To create a general solution that can be used by different users, use object prompts (see instructions below).

Create the following object prompts:

  • Choose a base fact. This object prompt asks the user to select a fact: Revenue, Profit, or Units Sold.

  • Choose a sample set level. This object prompt asks the user to select an attribute: Customer, Item, or Day.

    Once you have identified the basic fact and attribute to analyze, you can start building other objects. Take the following steps:

  1. Create a metric defined as follows:

    Sample Set Metric = Sum(?[Choose a base fact]){~, ?[Choose a sample set level]}

  2. To put the value in the proper buckets (tiles), create another metric defined as:

    Decile By Value = NTileValue<Segments=10> ([Sample Set Metric])
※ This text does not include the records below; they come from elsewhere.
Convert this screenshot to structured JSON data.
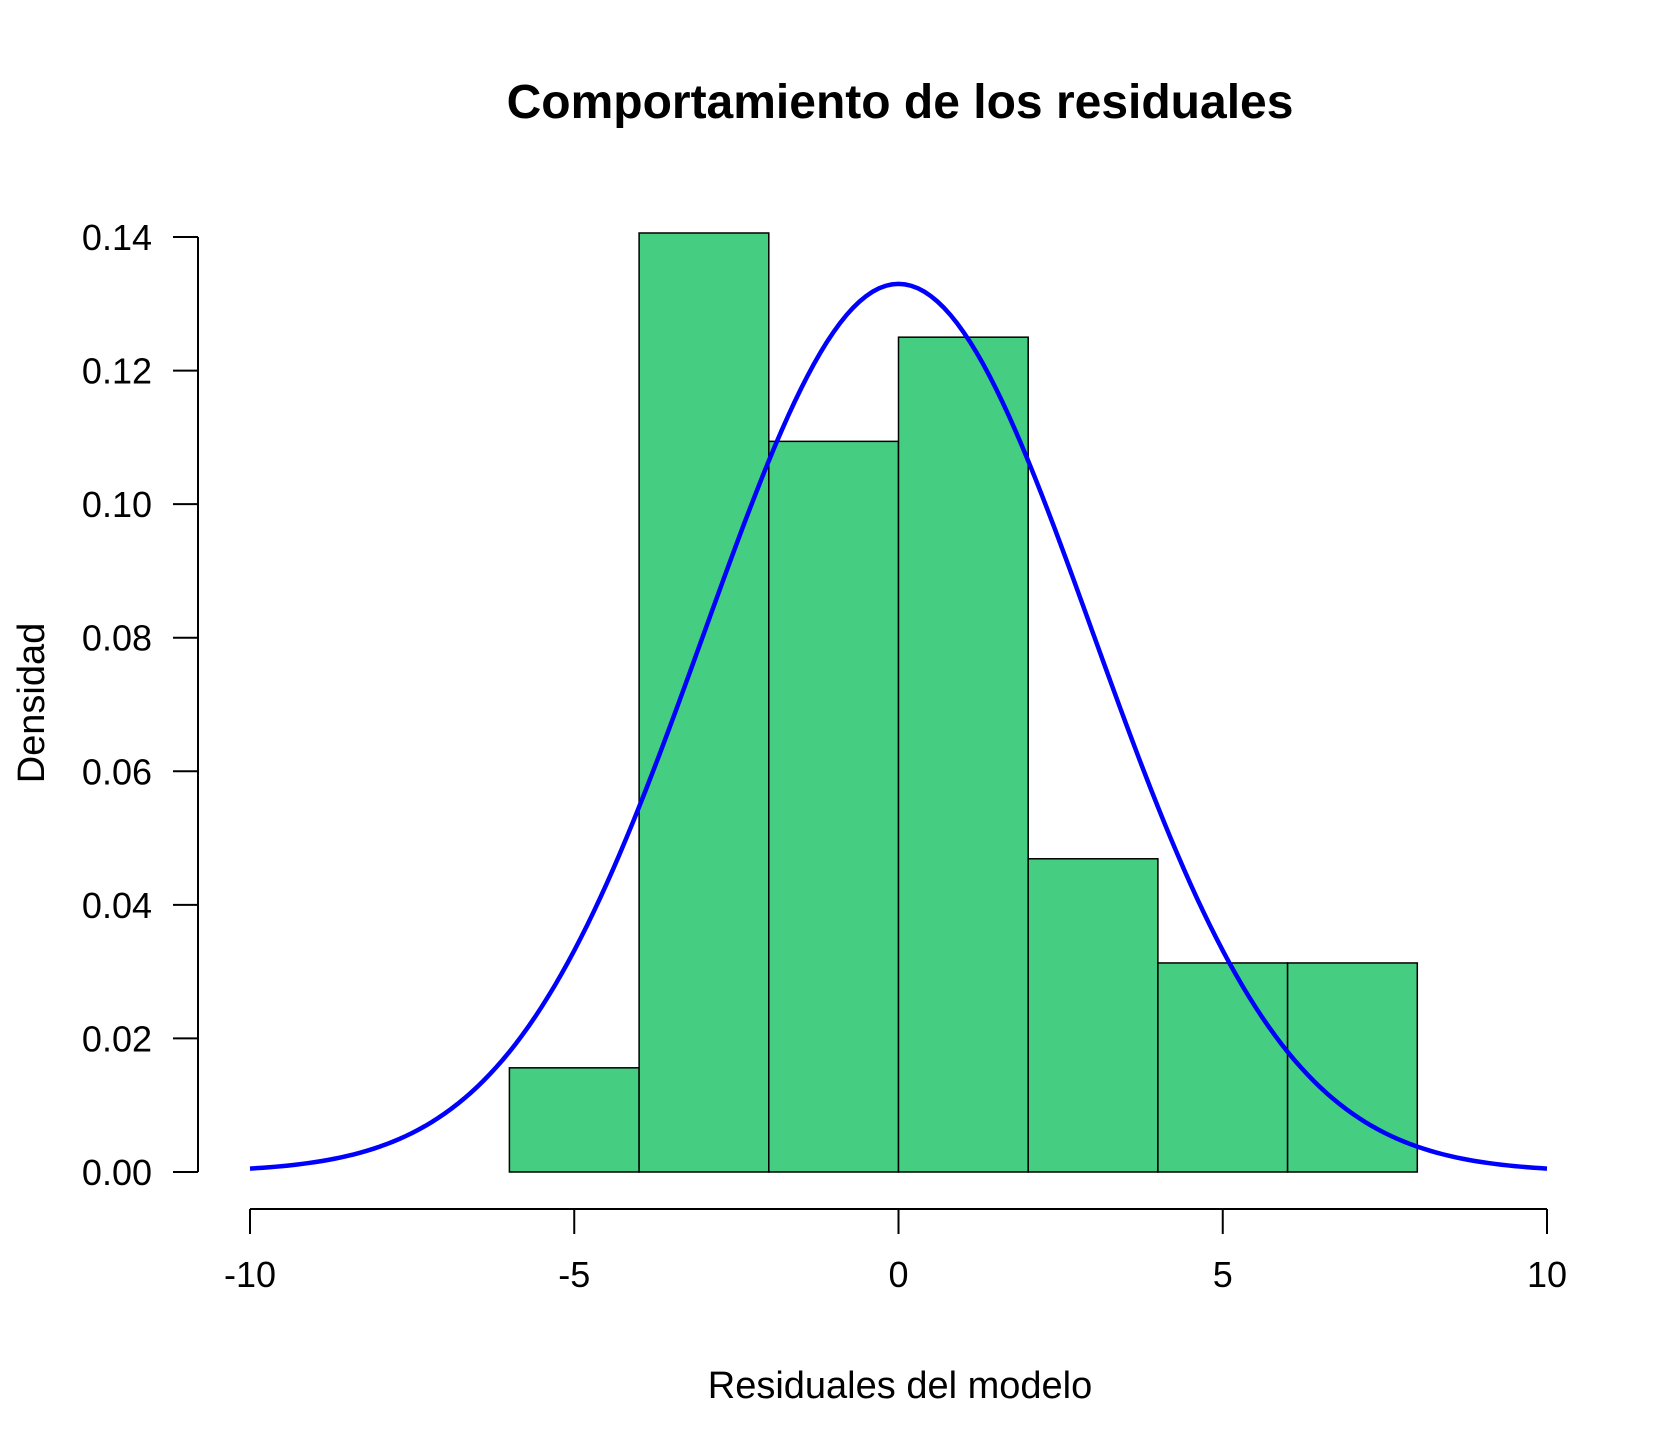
{
  "chart_data": {
    "type": "histogram",
    "title": "Comportamiento de los residuales",
    "xlabel": "Residuales del modelo",
    "ylabel": "Densidad",
    "xlim": [
      -10,
      10
    ],
    "ylim": [
      0,
      0.14
    ],
    "x_ticks": [
      "-10",
      "-5",
      "0",
      "5",
      "10"
    ],
    "y_ticks": [
      "0.00",
      "0.02",
      "0.04",
      "0.06",
      "0.08",
      "0.10",
      "0.12",
      "0.14"
    ],
    "bins": [
      {
        "start": -6,
        "end": -4,
        "density": 0.0156
      },
      {
        "start": -4,
        "end": -2,
        "density": 0.1406
      },
      {
        "start": -2,
        "end": 0,
        "density": 0.1094
      },
      {
        "start": 0,
        "end": 2,
        "density": 0.125
      },
      {
        "start": 2,
        "end": 4,
        "density": 0.0469
      },
      {
        "start": 4,
        "end": 6,
        "density": 0.0313
      },
      {
        "start": 6,
        "end": 8,
        "density": 0.0313
      }
    ],
    "density_curve": {
      "distribution": "normal",
      "mean": 0,
      "sd": 3.0,
      "x_range": [
        -10,
        10
      ]
    },
    "grid": false,
    "legend": "none",
    "colors": {
      "bar_fill": "#45CE82",
      "bar_stroke": "#000000",
      "curve": "#0000FF"
    }
  }
}
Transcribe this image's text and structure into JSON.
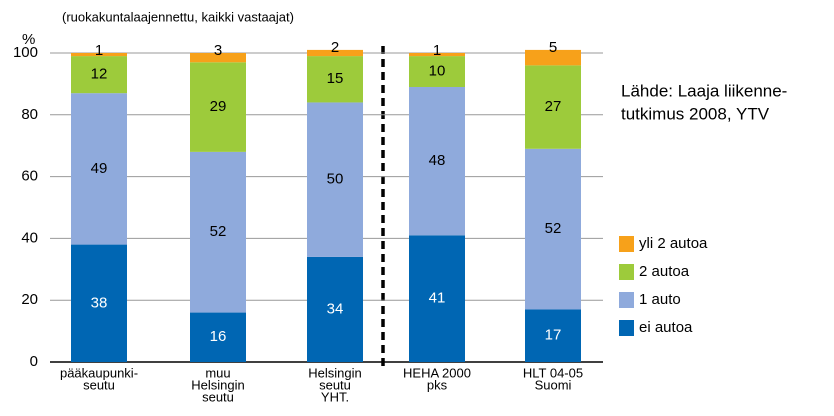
{
  "chart_data": {
    "type": "stacked_bar",
    "subtitle": "(ruokakuntalaajennettu, kaikki vastaajat)",
    "y_label": "%",
    "source": [
      "Lähde: Laaja liikenne-",
      "tutkimus 2008, YTV"
    ],
    "categories": [
      [
        "pääkaupunki-",
        "seutu"
      ],
      [
        "muu",
        "Helsingin",
        "seutu"
      ],
      [
        "Helsingin",
        "seutu",
        "YHT."
      ],
      [
        "HEHA 2000",
        "pks"
      ],
      [
        "HLT 04-05",
        "Suomi"
      ]
    ],
    "series": [
      {
        "name": "ei autoa",
        "color": "#0066b3",
        "label_color": "#ffffff",
        "values": [
          38,
          16,
          34,
          41,
          17
        ]
      },
      {
        "name": "1 auto",
        "color": "#8faadc",
        "label_color": "#000000",
        "values": [
          49,
          52,
          50,
          48,
          52
        ]
      },
      {
        "name": "2 autoa",
        "color": "#9dcb3b",
        "label_color": "#000000",
        "values": [
          12,
          29,
          15,
          10,
          27
        ]
      },
      {
        "name": "yli 2 autoa",
        "color": "#f7a11a",
        "label_color": "#000000",
        "values": [
          1,
          3,
          2,
          1,
          5
        ]
      }
    ],
    "ylim": [
      0,
      100
    ],
    "yticks": [
      0,
      20,
      40,
      60,
      80,
      100
    ],
    "grid": true
  }
}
  3. Create a dynamic classification of the subject attribute (Customers, Item, or Day) by building a custom group using banding. Use the metric Decile By Value, the banding type "band count" and set the band count to 10, starting at 1 and stopping at 10.
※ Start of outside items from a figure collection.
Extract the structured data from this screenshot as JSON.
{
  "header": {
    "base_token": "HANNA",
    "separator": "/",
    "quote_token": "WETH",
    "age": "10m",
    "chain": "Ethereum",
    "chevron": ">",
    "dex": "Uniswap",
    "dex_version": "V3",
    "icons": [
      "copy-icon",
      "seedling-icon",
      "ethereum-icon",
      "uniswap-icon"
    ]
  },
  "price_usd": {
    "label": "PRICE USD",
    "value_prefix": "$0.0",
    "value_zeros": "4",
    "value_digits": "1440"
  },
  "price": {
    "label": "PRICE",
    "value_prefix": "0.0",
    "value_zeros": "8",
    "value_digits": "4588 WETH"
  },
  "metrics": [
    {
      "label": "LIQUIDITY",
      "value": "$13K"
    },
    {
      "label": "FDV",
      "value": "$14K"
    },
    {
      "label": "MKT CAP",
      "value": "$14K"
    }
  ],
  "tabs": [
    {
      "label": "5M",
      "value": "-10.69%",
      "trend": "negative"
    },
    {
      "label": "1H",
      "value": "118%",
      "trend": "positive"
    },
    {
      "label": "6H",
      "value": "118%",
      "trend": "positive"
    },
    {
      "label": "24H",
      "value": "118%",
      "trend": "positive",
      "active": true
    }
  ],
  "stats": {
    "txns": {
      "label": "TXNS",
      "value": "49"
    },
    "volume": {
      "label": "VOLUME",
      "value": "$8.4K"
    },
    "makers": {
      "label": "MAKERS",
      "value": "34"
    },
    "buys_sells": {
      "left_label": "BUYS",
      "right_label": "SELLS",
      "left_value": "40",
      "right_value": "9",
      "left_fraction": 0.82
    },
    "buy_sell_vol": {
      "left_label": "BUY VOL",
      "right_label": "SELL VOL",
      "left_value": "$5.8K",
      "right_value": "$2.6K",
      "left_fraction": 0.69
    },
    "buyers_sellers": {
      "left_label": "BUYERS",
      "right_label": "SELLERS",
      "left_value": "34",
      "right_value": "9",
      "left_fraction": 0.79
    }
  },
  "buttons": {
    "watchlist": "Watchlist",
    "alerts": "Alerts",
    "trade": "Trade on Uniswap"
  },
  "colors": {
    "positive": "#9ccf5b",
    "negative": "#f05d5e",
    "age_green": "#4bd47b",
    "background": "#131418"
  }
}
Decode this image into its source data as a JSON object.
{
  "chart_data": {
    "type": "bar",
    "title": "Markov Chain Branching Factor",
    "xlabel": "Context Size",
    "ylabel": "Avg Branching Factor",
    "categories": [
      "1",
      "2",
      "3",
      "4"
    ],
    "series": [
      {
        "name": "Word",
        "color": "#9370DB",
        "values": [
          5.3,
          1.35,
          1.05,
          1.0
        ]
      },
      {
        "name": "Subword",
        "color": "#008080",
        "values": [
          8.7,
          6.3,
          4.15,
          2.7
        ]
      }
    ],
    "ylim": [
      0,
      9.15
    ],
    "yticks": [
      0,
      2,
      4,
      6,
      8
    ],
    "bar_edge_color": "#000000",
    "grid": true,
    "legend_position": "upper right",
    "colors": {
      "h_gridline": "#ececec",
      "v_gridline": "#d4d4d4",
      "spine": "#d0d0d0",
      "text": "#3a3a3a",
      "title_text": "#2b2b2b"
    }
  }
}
  4. Choose to show only individual items within this element since the objective is to build a graph (histogram) for this custom group.

  5. Count the number of elements in the new classification to display a histogram. To do this, create a dummy metric defined as follows:

    Count of Samples = Count(1){~}

  6. Since there is no column to perform the count, define the metric so that the database can calculate how many attribute elements are in each custom group element.
  7. Add the Decile by Value custom group to the row axis, and the Count of Samples metric to the column axis.
  8. Execute the report with attribute Customer and fact Revenue, and the Decile Histogram, in Grid mode, displays as follows:

    The same report, in graph mode, appears as follows:

    The SQL generated for the Decile by Histogram is as follows:

    Pass0 - Duration: 0:00:00.25
    select a11.[CUSTOMER_ID] AS CUSTOMER_ID,
    	a11.[TOT_DOLLAR_SALES] AS WJXBFS1
    from [CUSTOMER_SLS] a11
    Pass1 - Duration: 0:00:00.09
    create table ZZT1Y02011CMQ000 (
    	CUSTOMER_ID SHORT, 
    	DA56 LONG)
    Pass2 - Duration: 0:00:00.00
    [An Analytical SQL]
    Pass3 - Duration: 0:01:13.64
    insert into ZZT1Y02011CMQ000 values (1499, 1)
    Pass4 - Duration: 0:00:00.32
    select a11.[DA56] AS DA56,
    	count(1.0) AS WJXBFS1
    from [ZZT1Y02011CMQ000] a11
    group by a11.[DA56]
    Pass5 - Duration: 0:00:00.03
    drop table ZZT1Y02011CMQ000
  • Pass0 computes the revenue for each Customer using the Sample Set Metric.
  • The next three passes (Pass1, Pass2, and Pass3) prepare the dynamic classification of Customer for the custom group. This series of SQL passes essentially builds a dynamic lookup table for the classification that is requested. The column DA stands for Dynamic Attribute. The Intelligence Server computes the NTileValue function. This is indicated by [An Analytical SQL] in Pass3. The value is then inserted, with the new classification, into the dynamic lookup table for the custom group.
  • Pass4 calculates the number of customers that belong to each custom group element.
  • Pass5 drops the temporary table.